Woman slain in Bethesda Lululemon store remembered as 'a fighter'

By Dan Morse
Monday, March 14, 2011; 1:17 PM

She was on her way to earning an MBA from Johns Hopkins's Carey Business School. She'd spent years in international marketing. For her 30th birthday, she went bungee jumping.

But Jayna Murray's life ended in the most brutal of ways Friday night, when she was slain after two masked men entered the Bethesda yoga clothing store where she worked.

"If you know Jayna, she's a fighter. She would not go down without fighting," her college roommate, Ivy Huang, said Sunday.
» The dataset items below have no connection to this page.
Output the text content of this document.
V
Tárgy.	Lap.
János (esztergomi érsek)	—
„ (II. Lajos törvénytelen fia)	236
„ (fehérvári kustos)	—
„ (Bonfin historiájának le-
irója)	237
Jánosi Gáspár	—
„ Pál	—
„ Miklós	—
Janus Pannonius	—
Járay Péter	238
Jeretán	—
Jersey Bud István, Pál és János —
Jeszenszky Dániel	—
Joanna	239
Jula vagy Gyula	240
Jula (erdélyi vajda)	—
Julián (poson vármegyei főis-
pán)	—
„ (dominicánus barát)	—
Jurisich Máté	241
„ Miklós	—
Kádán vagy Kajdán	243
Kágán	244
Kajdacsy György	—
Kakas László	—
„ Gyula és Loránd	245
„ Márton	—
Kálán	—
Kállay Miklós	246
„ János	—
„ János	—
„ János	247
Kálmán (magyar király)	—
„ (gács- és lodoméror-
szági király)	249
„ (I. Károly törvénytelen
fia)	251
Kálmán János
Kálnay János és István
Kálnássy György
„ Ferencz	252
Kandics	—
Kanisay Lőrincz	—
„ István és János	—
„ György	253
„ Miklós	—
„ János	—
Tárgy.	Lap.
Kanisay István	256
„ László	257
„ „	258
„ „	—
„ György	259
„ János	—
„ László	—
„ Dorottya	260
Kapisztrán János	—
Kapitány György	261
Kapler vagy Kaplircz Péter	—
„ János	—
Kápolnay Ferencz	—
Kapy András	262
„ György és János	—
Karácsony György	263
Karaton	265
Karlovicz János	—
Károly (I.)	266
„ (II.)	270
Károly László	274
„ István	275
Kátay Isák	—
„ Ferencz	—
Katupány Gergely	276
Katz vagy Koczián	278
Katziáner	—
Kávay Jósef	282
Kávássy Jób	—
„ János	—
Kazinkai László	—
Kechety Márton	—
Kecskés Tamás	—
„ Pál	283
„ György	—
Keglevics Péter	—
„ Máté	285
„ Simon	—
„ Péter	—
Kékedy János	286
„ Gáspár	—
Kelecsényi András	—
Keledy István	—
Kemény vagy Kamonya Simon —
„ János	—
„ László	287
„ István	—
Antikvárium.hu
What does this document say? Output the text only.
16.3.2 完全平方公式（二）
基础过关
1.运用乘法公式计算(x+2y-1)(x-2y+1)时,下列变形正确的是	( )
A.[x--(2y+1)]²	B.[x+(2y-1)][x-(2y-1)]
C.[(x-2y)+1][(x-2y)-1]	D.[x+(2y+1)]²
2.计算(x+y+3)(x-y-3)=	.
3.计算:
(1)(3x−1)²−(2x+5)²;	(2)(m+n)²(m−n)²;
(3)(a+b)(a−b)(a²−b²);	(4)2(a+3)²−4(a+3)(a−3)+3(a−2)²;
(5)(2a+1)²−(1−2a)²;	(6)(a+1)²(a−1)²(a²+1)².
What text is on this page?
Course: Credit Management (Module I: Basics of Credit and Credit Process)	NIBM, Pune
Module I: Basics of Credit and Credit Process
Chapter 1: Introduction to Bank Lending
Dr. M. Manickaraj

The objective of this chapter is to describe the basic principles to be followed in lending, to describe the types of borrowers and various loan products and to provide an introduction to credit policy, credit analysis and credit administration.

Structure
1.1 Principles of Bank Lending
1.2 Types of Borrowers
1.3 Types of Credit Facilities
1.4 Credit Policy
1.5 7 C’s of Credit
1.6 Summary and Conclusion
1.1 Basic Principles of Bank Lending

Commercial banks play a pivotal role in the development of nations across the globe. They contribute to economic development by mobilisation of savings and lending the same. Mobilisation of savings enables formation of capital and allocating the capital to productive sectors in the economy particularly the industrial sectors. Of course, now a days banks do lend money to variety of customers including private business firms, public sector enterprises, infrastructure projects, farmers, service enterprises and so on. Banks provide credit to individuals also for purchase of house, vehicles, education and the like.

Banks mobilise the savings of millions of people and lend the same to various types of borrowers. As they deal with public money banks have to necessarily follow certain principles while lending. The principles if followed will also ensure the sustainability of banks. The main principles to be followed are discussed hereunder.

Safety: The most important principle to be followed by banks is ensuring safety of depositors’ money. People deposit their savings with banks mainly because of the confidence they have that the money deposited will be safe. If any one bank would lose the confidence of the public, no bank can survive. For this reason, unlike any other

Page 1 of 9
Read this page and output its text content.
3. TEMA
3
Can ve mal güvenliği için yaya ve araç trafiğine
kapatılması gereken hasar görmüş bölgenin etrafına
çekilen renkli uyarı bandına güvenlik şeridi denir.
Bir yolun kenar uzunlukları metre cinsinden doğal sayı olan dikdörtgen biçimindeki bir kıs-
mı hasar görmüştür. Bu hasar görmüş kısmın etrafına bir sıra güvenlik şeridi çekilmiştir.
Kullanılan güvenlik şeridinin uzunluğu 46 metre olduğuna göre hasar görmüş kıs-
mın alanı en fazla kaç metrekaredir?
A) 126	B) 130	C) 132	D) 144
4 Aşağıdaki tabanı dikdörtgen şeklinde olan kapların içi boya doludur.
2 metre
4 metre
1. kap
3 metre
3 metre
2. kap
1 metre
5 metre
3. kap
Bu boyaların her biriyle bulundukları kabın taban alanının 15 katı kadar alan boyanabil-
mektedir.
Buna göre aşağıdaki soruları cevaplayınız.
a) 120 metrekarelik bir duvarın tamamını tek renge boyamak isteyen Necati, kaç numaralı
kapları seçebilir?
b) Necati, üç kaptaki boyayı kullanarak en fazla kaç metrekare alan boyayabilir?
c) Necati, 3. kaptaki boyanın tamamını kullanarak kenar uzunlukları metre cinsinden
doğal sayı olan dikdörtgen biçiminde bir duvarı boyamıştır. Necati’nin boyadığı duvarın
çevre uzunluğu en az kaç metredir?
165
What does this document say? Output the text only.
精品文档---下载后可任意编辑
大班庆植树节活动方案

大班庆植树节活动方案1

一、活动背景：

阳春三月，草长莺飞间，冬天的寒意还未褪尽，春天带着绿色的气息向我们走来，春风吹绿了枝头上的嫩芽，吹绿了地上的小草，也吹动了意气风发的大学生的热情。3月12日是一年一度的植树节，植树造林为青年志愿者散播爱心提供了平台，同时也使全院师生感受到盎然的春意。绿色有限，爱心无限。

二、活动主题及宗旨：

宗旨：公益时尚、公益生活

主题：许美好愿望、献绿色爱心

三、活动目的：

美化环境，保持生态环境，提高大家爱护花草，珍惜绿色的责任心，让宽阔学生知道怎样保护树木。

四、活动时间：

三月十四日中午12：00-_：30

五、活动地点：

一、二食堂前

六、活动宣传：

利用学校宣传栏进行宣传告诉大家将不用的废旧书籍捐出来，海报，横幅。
Huang spoke of Murray outside the Lululemon Athletica store in the Bethesda Row area, where she went to honor her friend. Flowers had been placed at the foot of the door.

"That was a woman who taught me not to be afraid of anything," Huang said. "She was someone who really embraced living and wanted to share that with the rest of the world." Police released few details of their investigation Sunday, but it appeared the crime could be difficult to solve.

There was no surveillance video in the store at the time of the attack, a police spokesman said.

Detectives fanned out to businesses near the store, looking for surveillance video or people who might have seen something. The detectives received tips but no eyewitness accounts, said Capt. Paul Starks, a Montgomery County police spokesman.

Much of what officers know about the case comes from another store worker, also female, who survived the attack. She was sexually assaulted and tied up, found in the back of the store Saturday morning.

"We only have one eyewitness, and she's been through a lot," said Starks of the 27-year-old.

The survivor continued to improve Sunday at a hospital, Starks said, and was expected to be released soon.

About 9 p.m. Friday, the two women closed the store, locked it and left. One realized she forgot something and called her colleague, and they met at the store to return inside, police said. Detectives think the two men then entered the store, which was unlocked.

Detectives and forensic technicians were able to collect clues from inside the store. "We do have evidence, and we're going to follow the evidence where it takes us," Starks said.